Наша камера была одной из привилегированных. Питание, правда, ничем не выделялось (но ворвани не было), однако на койках лежали матрацы, и время от времени, в некоторые из банных дней, нам выдавали казенное, чистое, хотя и поношенное, нижнее белье. В первое же посещение бани мы получили возможность полюбоваться друг другом. Тело Ворожейкина покрывала ярко-бурая экзема, не вызывающая постоянного зуда, а возвращающееся нестерпимое жжение. Это хроническое заболевание, несомненно возникшее вследствие душевных потрясений, здесь никто не собирался лечить. И Ворожейкин, мучимый повторяющимися невыносимыми страданиями человека, заживо сжигаемого, то и дело возвращался к мысли о самоубийстве. Покончить с собой было, однако, почти невозможно: тюремщики зорко следили за тем, чтобы от них не ускользнула их жертва, не смогла повеситься или перерезать себе вены. Мой вид тоже был не из блестящих: кости да кожа, ребра можно было сосчитать, шея гусиная, руки, а в особенности ноги, как палки. Ворожейкин сказал: "Вылитый Ганди".

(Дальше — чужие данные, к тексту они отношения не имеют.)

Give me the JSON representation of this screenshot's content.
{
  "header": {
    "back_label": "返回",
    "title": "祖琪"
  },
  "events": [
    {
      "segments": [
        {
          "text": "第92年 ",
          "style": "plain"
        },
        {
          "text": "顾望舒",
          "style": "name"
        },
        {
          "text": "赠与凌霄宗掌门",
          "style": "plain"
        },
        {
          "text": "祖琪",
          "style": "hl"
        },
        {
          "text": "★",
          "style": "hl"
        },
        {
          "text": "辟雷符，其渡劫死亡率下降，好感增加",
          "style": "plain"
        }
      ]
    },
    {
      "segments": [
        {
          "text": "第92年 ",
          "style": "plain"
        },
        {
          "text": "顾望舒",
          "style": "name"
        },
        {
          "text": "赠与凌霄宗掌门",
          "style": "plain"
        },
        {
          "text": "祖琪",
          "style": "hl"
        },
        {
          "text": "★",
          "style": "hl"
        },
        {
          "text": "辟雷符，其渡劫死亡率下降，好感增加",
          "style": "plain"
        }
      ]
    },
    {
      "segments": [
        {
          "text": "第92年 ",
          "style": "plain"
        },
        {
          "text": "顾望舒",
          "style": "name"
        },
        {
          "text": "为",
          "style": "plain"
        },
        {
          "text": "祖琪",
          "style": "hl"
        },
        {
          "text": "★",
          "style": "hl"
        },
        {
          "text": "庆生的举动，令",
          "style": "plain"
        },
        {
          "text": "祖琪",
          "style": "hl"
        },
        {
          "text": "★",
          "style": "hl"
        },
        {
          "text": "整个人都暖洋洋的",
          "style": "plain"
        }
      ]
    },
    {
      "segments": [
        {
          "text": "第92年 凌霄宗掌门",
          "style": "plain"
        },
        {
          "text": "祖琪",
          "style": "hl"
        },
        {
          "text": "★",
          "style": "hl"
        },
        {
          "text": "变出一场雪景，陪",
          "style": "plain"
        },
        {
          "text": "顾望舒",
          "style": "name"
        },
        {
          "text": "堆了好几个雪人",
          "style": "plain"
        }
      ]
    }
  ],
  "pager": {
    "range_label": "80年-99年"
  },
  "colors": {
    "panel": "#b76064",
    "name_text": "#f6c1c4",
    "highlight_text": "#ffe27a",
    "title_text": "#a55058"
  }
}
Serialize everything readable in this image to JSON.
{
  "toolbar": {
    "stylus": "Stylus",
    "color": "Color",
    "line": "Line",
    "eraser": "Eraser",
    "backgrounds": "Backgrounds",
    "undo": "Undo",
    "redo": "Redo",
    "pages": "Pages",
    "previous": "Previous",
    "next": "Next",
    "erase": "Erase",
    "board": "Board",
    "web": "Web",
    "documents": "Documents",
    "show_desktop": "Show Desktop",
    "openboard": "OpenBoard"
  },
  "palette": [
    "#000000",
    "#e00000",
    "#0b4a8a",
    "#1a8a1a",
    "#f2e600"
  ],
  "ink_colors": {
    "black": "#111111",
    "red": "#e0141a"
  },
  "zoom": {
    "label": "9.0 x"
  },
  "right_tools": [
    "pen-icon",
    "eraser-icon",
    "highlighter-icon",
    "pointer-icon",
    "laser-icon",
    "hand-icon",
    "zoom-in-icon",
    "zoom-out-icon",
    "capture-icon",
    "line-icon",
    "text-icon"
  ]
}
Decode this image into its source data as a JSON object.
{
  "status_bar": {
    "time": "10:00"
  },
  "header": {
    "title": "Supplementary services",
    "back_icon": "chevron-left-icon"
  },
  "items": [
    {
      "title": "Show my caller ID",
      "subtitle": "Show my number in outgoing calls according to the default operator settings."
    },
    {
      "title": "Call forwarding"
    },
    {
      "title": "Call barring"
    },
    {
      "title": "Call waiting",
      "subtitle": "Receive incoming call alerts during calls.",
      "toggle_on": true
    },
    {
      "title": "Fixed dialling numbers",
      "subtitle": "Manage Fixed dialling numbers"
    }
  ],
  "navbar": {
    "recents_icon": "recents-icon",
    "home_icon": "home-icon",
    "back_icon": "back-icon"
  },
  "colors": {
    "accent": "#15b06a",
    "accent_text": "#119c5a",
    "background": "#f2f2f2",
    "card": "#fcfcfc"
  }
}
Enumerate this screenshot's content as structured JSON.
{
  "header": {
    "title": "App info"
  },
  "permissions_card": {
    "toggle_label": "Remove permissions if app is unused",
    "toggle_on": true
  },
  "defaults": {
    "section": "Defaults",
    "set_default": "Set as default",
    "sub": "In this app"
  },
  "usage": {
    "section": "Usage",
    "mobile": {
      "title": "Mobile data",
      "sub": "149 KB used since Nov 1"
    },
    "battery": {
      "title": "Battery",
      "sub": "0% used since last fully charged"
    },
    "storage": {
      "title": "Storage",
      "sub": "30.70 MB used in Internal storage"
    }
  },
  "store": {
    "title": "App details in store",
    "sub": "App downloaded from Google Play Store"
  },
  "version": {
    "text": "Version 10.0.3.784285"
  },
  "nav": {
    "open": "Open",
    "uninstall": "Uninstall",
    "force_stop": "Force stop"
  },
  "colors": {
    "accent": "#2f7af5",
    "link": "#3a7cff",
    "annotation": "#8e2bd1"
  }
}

У Ворожейкина, в момент ареста, случайно оказались большие деньги - все месячное жалованье (он жалел, что не оставил его жене; не знал, что и ее содержит в лагере казна). Эти деньги лежали на его текущем счету здесь в тюрьме, и ему разрешали покупать себе, для улучшения питания все, что имелось в буфете. Еженедельно в камеру приходил сержант и по списку этой роскоши ему потом приносили все сразу на неделю. Понятно, что булки и сыр под конец становились тверже камня, а сливочное масло прогорклым - в камерах топили, как в аду. Ворожейкин настойчиво предлагал мне по-братски разделять с ним эти его трапезы, но я так же настойчиво отказывался. Доходило до того, что мы

 

- 289 -

разругивались, и в конце концов я вынужден был уступить, взять хотя бы немного из того, что он предлагал мне от чистого сердца.

Избранное положение, в котором я очутился теперь, после трех лет одиночки, не сводилось только к материальным благам, уже перечисленным, и другим, как то, что на койке разрешалось сидеть (но не лежать днем), и что редко вызывали на допрос. Однако выспаться как следует мешали многочисленные, гнездившиеся где-то близко над нами голуби. Они начинали чуть свет свое воркованье. Но было и духовное благо: разрешалось читать книги тюремной библиотеки! Сержант-парикмахер, регулярно приходивший стричь наши бороды и волосы машинкой, по совместительству выполнял и обязанность библиотекаря и книгоноши, причем с одинаковым, весьма сомнительным, знанием дела.

Подбор литературы выдавал ее происхождение: все это были книги дореволюционного издания, с ятями, твердыми знаками, фитами и ижицами, конфискованные у арестованных в первые революционные годы. Мне какого попались, наряду с громадным фолиантом, одним из томов русского перевода сочинений Шекспира, изданном в 80-х годах на плотной меловой бумаге и богато иллюстрированным, такая гнусность, как архиреакционная стряпня В.В. Крестовского, равно как и порнографическая биография Чайковского. Вот так заботились о "перековке" нас, политических. Но каково бы оно ни было, чтение давало возможность какого отвлечься от своих тяжелых гложущих мыслей, у меня дополнительно к отвлечению занятиями математикой.